Christopher Beam
Offered by Michael Jones, Professor of History and Christian A. Johnson Professor of Interdisciplinary Studies, on May 7, 2007
Today the history department bids goodbye to Chris Beam. Chris not only served Bates College for many years as director of Muskie Archives, since 1989 he has been a valued lecturer in the history faculty.
Chris brought his personal military experience in Vietnam to bear in a popular course, “The United States in Vietnam, 1945-1975.” He drew on the expertise gained by editing the notorious Nixon tapes to craft courses on the Nixon Presidency and America in the 1960s.
In 1999, Chris Beam welcomes Secretary of Defense William Cohen, LL.D. ’89, and Secretary of State Madeleine Albright, who worked for the late Ed Muskie ’36 when he was secretary of state, visited the Muskie Archives. In 1985, Albright gave Bates the Muskie portrait that hangs in the archives; in Washington, Albright chose to have Muskie’s official portrait in her office.
Most recently, Chris taught “From Goldwater to Gingrich,” a study of American political conservatism. Chris also team-taught on occasion with other historians on subjects as diverse as Central America and the nature of historical evidence.
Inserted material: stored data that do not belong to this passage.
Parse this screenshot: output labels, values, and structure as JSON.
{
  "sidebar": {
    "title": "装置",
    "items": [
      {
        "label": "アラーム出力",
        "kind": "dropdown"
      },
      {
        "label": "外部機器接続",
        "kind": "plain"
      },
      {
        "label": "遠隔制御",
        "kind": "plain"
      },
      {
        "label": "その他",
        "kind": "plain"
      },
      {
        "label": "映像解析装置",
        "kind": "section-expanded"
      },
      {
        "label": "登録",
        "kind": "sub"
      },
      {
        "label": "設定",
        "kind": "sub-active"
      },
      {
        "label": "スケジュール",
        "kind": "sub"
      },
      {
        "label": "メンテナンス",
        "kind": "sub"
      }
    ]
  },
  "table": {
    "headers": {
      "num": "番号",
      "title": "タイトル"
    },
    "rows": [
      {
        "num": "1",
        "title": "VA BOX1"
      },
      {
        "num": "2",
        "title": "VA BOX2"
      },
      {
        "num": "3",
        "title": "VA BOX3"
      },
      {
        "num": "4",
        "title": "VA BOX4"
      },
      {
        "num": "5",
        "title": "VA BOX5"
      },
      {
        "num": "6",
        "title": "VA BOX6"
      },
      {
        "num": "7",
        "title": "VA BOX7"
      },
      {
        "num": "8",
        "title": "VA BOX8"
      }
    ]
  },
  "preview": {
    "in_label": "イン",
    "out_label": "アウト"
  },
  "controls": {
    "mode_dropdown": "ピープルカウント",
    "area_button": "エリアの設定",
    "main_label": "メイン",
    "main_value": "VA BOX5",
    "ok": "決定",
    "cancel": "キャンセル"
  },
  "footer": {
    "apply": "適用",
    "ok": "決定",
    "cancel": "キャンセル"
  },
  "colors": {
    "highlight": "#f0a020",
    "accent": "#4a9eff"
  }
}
Over the years, Chris has been an important link between the History Department at Bates and wider communities in Lewiston, the State of Maine, and New England. Chris directed the Muskie Scholars Program that brought high school seniors to Bates to combine studies of history, politics and government. He has hosted numerous internships linking the Muskie Archive, Bates, and state and local history. Chris also co-directed the Maine Vietnam Veterans’ Oral History Project. We will miss Chris as a teacher, archivist, historian, panelist and colleague, even as we envy him a well-deserved retirement.